Compared with earlier CNN-only implementations, the proposed hybrid network achieves an improvement of approximately 2–3% in macro F1-score while preserving a compact structure suitable for real-time deployment through MATLAB GPU Coder. Against the state-of-the-art image-based approaches derived from YOLO which typically report mean precision values of 81–87% (mean average precision at an intersection-over-union threshold of 0.5, mAP@0.5), the present vibration-driven framework achieves a higher balanced accuracy with markedly lower computational and data acquisition requirements. Furthermore, compared to previous vibration-based CNN models, which reached validation accuracies near 93.24%, the proposed approach provides a measurable improvement in both accuracy and cross-environment generalization.

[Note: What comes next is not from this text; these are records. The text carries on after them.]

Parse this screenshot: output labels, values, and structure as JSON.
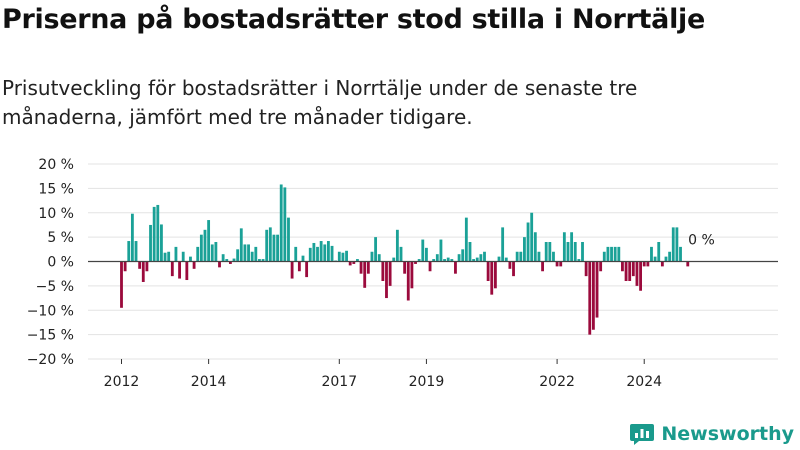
{
  "title": "Priserna på bostadsrätter stod stilla i Norrtälje",
  "subtitle": "Prisutveckling för bostadsrätter i Norrtälje under de senaste tre månaderna, jämfört med tre månader tidigare.",
  "brand": "Newsworthy",
  "colors": {
    "positive": "#1aa197",
    "negative": "#9b0a3c",
    "zero_line": "#444444",
    "grid": "#e3e3e3"
  },
  "chart_data": {
    "type": "bar",
    "title": "Priserna på bostadsrätter stod stilla i Norrtälje",
    "ylim": [
      -20,
      20
    ],
    "yticks": [
      "20 %",
      "15 %",
      "10 %",
      "5 %",
      "0 %",
      "−5 %",
      "−10 %",
      "−15 %",
      "−20 %"
    ],
    "ytick_values": [
      20,
      15,
      10,
      5,
      0,
      -5,
      -10,
      -15,
      -20
    ],
    "x_tick_labels": [
      "2012",
      "2014",
      "2017",
      "2019",
      "2022",
      "2024"
    ],
    "x_tick_index": [
      0,
      24,
      60,
      84,
      120,
      144
    ],
    "annotation": "0 %",
    "grid": true,
    "values": [
      -9.5,
      -2.0,
      4.2,
      9.8,
      4.2,
      -1.5,
      -4.2,
      -2.0,
      7.5,
      11.2,
      11.6,
      7.6,
      1.8,
      2.0,
      -3.0,
      3.0,
      -3.5,
      2.0,
      -3.8,
      1.0,
      -1.5,
      3.0,
      5.5,
      6.5,
      8.5,
      3.5,
      4.0,
      -1.2,
      1.5,
      0.5,
      -0.5,
      0.6,
      2.5,
      6.8,
      3.5,
      3.5,
      2.0,
      3.0,
      0.5,
      0.5,
      6.5,
      7.0,
      5.5,
      5.5,
      15.8,
      15.2,
      9.0,
      -3.5,
      3.0,
      -2.0,
      1.2,
      -3.2,
      2.8,
      3.8,
      3.0,
      4.2,
      3.5,
      4.2,
      3.2,
      0.2,
      2.0,
      1.8,
      2.2,
      -0.8,
      -0.5,
      0.5,
      -2.5,
      -5.4,
      -2.5,
      2.0,
      5.0,
      1.5,
      -4.0,
      -7.5,
      -5.0,
      0.8,
      6.5,
      3.0,
      -2.5,
      -8.0,
      -5.5,
      -0.5,
      0.5,
      4.5,
      2.8,
      -2.0,
      0.5,
      1.5,
      4.5,
      0.5,
      0.8,
      0.5,
      -2.5,
      1.5,
      2.5,
      9.0,
      4.0,
      0.5,
      0.8,
      1.5,
      2.0,
      -4.0,
      -6.8,
      -5.5,
      1.0,
      7.0,
      0.8,
      -1.5,
      -3.0,
      2.0,
      2.0,
      5.0,
      8.0,
      10.0,
      6.0,
      2.0,
      -2.0,
      4.0,
      4.0,
      2.0,
      -1.0,
      -1.0,
      6.0,
      4.0,
      6.0,
      4.0,
      0.5,
      4.0,
      -3.0,
      -15.0,
      -14.0,
      -11.5,
      -2.0,
      2.0,
      3.0,
      3.0,
      3.0,
      3.0,
      -2.0,
      -4.0,
      -4.0,
      -3.0,
      -5.0,
      -6.0,
      -1.0,
      -1.0,
      3.0,
      1.0,
      4.0,
      -1.0,
      1.0,
      2.0,
      7.0,
      7.0,
      3.0,
      0.0,
      -1.0
    ]
  }
}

At the same time, several limitations of the current study should be acknowledged. First, the experimental validation was conducted within a limited geographic region and using a single vehicle and sensor configuration, which may constrain direct generalization to different road infrastructures, vehicle dynamics, or sensor mounting setups. Second, although the bidirectional temporal modeling improves contextual discrimination, it introduces a modest increase in model complexity compared to purely convolutional architectures, which may impact deployment on extremely resource-constrained platforms.
Future work may therefore focus on large-scale cross-region validation, domain adaptation across vehicle types, and selective multi-sensor fusion to further enhance robustness while preserving the lightweight nature of the framework. Additionally, transfer learning strategies and adaptive domain generalization could be explored to broaden applicability in heterogeneous intelligent transportation systems.